Bali's traditions and customs are as beautiful as its scenery. Its a pity we did not have time to watch any traditional Balinese dance performances, but they're quite beautiful watch, with splendid traditional costumes and finery. And equally splendid is Balinese food, with it's liberal use of spices, seafood and rice. Seafood lovers, its your paradise; vegetarians, its a golden chance to convert.

Bali is famous for is its coffee. We did manage to go to a coffee plantation located on the higher slopes of Bali's hills.As we reached there at around 4ish in the afternoon, it was coffee time already and the aroma of freshly roasted coffee was very welcome in the cool mountain air. We were ready for a steaming hot cup of coffee, or hot chocolate or herbal tea, and we tried all of that. We also tried a very unique Balinese coffee that makes for very intersting coffee time conversations, if not anything else.

The Asian Palm Civet, a small cat-sized animal, produces this highly sought after and expensive coffee. It's called Kopi Luwak ( Kopi = Coffee, and Luwak = Civet), and believe it or not, its made out of coffee beans defecated by this blighter, the Luwak. Some explanation is in order. The Palm Civets love eating coffee berries. They tend to pick the ripest and the sweetest berries, and thereby the ripest coffee beans. Moreover, the digestive system of the civet breaks down the protiens that give the coffee bean it's bitterness. The enzymes also 'add' to the flavour. The rest of the bean, stripped of its bitterness, passes out undigested. The beans are then lightly roasted to produce this coffee. We tried it out. It was a bit anticlimactic though, it seemed quite unremarkable to me at least. ( The coffee beans in the picture above are the regular ones.)
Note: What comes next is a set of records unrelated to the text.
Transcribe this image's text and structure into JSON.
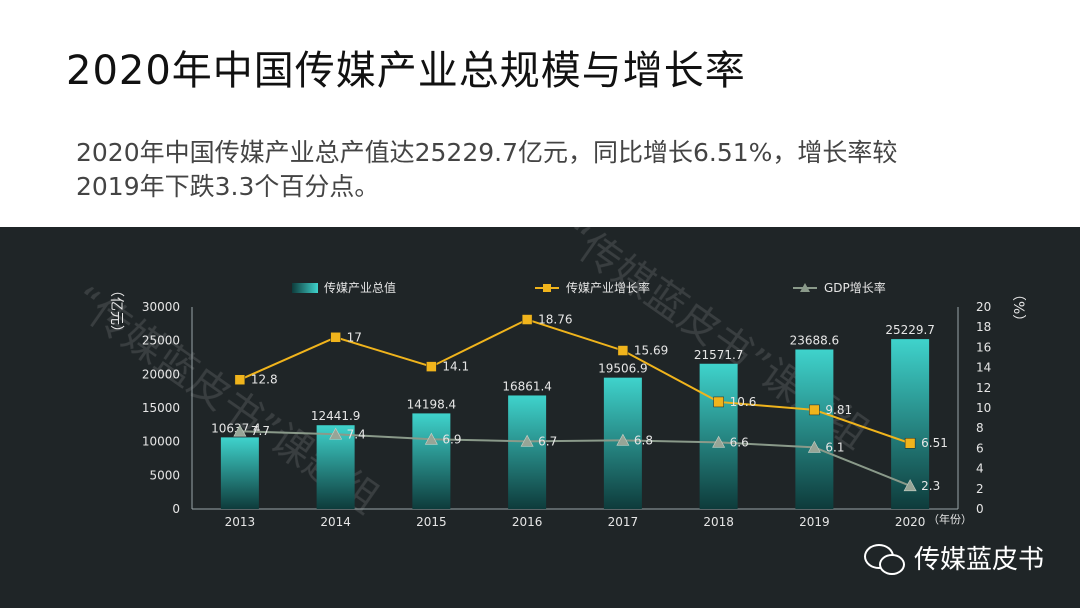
{
  "page": {
    "title": "2020年中国传媒产业总规模与增长率",
    "subtitle": "2020年中国传媒产业总产值达25229.7亿元，同比增长6.51%，增长率较2019年下跌3.3个百分点。",
    "brand": "传媒蓝皮书",
    "watermark": "“传媒蓝皮书”课题组"
  },
  "colors": {
    "panel_bg": "#1f2527",
    "bar_top": "#3fd3cc",
    "bar_bottom": "#0e3b3b",
    "media_growth": "#f0b41c",
    "gdp_growth": "#8a9a8a",
    "text": "#e6e6e6"
  },
  "chart_data": {
    "type": "bar",
    "categories": [
      "2013",
      "2014",
      "2015",
      "2016",
      "2017",
      "2018",
      "2019",
      "2020"
    ],
    "xlabel": "（年份）",
    "ylabel_left": "（亿元）",
    "ylabel_right": "（%）",
    "ylim_left": [
      0,
      30000
    ],
    "ylim_right": [
      0,
      20
    ],
    "yticks_left": [
      0,
      5000,
      10000,
      15000,
      20000,
      25000,
      30000
    ],
    "yticks_right": [
      0,
      2,
      4,
      6,
      8,
      10,
      12,
      14,
      16,
      18,
      20
    ],
    "legend_position": "top",
    "series": [
      {
        "name": "传媒产业总值",
        "type": "bar",
        "axis": "left",
        "values": [
          10637.4,
          12441.9,
          14198.4,
          16861.4,
          19506.9,
          21571.7,
          23688.6,
          25229.7
        ],
        "labels": [
          "10637.4",
          "12441.9",
          "14198.4",
          "16861.4",
          "19506.9",
          "21571.7",
          "23688.6",
          "25229.7"
        ]
      },
      {
        "name": "传媒产业增长率",
        "type": "line",
        "axis": "right",
        "values": [
          12.8,
          17,
          14.1,
          18.76,
          15.69,
          10.6,
          9.81,
          6.51
        ],
        "labels": [
          "12.8",
          "17",
          "14.1",
          "18.76",
          "15.69",
          "10.6",
          "9.81",
          "6.51"
        ]
      },
      {
        "name": "GDP增长率",
        "type": "line",
        "axis": "right",
        "values": [
          7.7,
          7.4,
          6.9,
          6.7,
          6.8,
          6.6,
          6.1,
          2.3
        ],
        "labels": [
          "7.7",
          "7.4",
          "6.9",
          "6.7",
          "6.8",
          "6.6",
          "6.1",
          "2.3"
        ]
      }
    ]
  }
}
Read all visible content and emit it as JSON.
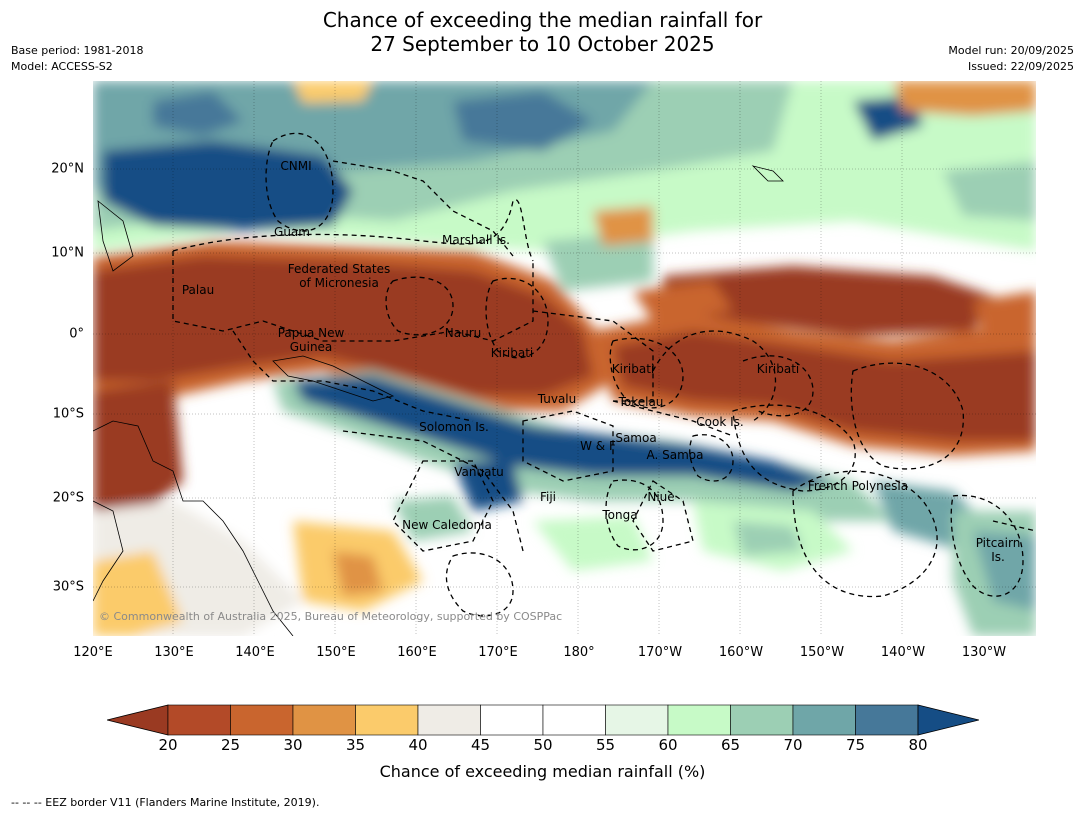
{
  "title": {
    "line1": "Chance of exceeding the median rainfall for",
    "line2": "27 September to 10 October 2025"
  },
  "meta_left": {
    "base_period": "Base period: 1981-2018",
    "model": "Model: ACCESS-S2"
  },
  "meta_right": {
    "model_run": "Model run: 20/09/2025",
    "issued": "Issued: 22/09/2025"
  },
  "map": {
    "lon_ticks": [
      "120°E",
      "130°E",
      "140°E",
      "150°E",
      "160°E",
      "170°E",
      "180°",
      "170°W",
      "160°W",
      "150°W",
      "140°W",
      "130°W"
    ],
    "lat_ticks": [
      "20°N",
      "10°N",
      "0°",
      "10°S",
      "20°S",
      "30°S"
    ],
    "labels": {
      "cnmi": "CNMI",
      "guam": "Guam",
      "marshall": "Marshall Is.",
      "fsm1": "Federated States",
      "fsm2": "of Micronesia",
      "palau": "Palau",
      "png1": "Papua New",
      "png2": "Guinea",
      "nauru": "Nauru",
      "kiribati_w": "Kiribati",
      "kiribati_c": "Kiribati",
      "kiribati_e": "Kiribati",
      "tuvalu": "Tuvalu",
      "tokelau": "Tokelau",
      "cook": "Cook Is.",
      "solomon": "Solomon Is.",
      "samoa": "Samoa",
      "wf": "W & F",
      "asamoa": "A. Samoa",
      "vanuatu": "Vanuatu",
      "fiji": "Fiji",
      "niue": "Niue",
      "tonga": "Tonga",
      "frenchpoly": "French Polynesia",
      "newcal": "New Caledonia",
      "pitcairn1": "Pitcairn",
      "pitcairn2": "Is."
    },
    "copyright": "© Commonwealth of Australia 2025, Bureau of Meteorology, supported by COSPPac"
  },
  "colorbar": {
    "ticks": [
      "20",
      "25",
      "30",
      "35",
      "40",
      "45",
      "50",
      "55",
      "60",
      "65",
      "70",
      "75",
      "80"
    ],
    "colors": [
      "#9a3a22",
      "#b34a28",
      "#c9652e",
      "#e09344",
      "#fbcb6b",
      "#efece6",
      "#ffffff",
      "#ffffff",
      "#e6f6e6",
      "#c7fac7",
      "#9ccfb4",
      "#6fa6a8",
      "#467899",
      "#154d85"
    ],
    "label": "Chance of exceeding median rainfall (%)"
  },
  "footnote": "--  --  -- EEZ border V11 (Flanders Marine Institute, 2019)."
}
Batik is Indonesia's gift to the world of textiles. We  had a look at this traditional process of block printing, at a handloom centre. This is the stuff that interior designers are probably looking for all the time, to get that 'ethnic' look and feel. The cotton fabrics were indeed quite handsome, and we saw exactly how the painstaking process of handweaving them was.
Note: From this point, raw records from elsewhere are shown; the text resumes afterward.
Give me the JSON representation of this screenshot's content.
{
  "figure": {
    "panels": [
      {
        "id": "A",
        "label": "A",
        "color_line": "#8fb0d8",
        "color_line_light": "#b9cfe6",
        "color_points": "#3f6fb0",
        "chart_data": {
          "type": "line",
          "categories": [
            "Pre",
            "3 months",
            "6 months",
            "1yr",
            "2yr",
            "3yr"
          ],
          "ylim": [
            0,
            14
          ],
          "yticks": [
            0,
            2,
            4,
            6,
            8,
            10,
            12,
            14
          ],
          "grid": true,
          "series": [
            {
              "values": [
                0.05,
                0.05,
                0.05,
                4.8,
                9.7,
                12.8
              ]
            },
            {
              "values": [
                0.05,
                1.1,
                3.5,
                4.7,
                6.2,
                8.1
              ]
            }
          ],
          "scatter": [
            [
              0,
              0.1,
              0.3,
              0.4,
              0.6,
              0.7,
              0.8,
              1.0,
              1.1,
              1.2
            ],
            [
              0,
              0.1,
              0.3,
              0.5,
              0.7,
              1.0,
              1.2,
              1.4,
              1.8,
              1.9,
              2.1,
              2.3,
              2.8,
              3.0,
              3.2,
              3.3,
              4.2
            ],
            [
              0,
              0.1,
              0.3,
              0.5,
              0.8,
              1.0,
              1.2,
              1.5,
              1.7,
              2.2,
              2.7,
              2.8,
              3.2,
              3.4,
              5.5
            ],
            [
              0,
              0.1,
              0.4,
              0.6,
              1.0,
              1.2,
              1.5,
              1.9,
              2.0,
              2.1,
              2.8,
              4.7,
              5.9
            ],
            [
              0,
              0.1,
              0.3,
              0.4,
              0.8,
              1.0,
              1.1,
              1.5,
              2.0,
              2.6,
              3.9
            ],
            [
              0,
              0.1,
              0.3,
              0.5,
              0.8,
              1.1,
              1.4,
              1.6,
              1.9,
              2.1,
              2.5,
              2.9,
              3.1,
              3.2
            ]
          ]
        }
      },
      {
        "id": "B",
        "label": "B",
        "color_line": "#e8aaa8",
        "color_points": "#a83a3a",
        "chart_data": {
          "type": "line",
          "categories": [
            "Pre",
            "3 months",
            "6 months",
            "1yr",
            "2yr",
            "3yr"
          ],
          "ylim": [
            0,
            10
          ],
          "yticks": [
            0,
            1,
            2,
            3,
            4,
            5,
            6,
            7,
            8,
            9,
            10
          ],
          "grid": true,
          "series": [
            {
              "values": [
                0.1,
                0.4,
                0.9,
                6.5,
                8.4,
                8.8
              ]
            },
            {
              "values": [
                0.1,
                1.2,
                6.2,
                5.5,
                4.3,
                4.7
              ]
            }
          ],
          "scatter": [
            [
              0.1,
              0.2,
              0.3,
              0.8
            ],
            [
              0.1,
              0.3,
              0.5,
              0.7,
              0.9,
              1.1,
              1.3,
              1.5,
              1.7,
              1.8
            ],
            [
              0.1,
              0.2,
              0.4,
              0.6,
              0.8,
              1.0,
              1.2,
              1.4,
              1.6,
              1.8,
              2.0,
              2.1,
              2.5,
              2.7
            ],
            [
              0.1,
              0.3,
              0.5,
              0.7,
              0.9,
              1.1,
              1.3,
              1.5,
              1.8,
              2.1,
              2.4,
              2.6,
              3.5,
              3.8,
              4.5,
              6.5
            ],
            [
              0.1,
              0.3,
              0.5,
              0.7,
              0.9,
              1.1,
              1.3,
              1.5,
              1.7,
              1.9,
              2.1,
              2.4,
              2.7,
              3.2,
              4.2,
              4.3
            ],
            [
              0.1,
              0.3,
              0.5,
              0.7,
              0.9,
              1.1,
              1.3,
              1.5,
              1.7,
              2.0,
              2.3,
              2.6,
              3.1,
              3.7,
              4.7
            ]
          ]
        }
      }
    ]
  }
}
As the sun set on the last day of our visit to Bali, I was thinking about our short 3 day trip. Bali has something to offer everyone. Whitewater rafting, paragliding, parasailing, scuba diving, spas and massages, shopping, great food, traditional performing arts, a national park for nature lovers, temples with some eye-catching architecture, plenty of opportunities for the photography buff and nightlife for the party lover (HardRock Cafe, Kuta, has a mean rock band). Of course its a paradise  for honeymooners, but that is equally true for families, friends and casual vacationers. Whoever you are, the Island of the Gods has something for you.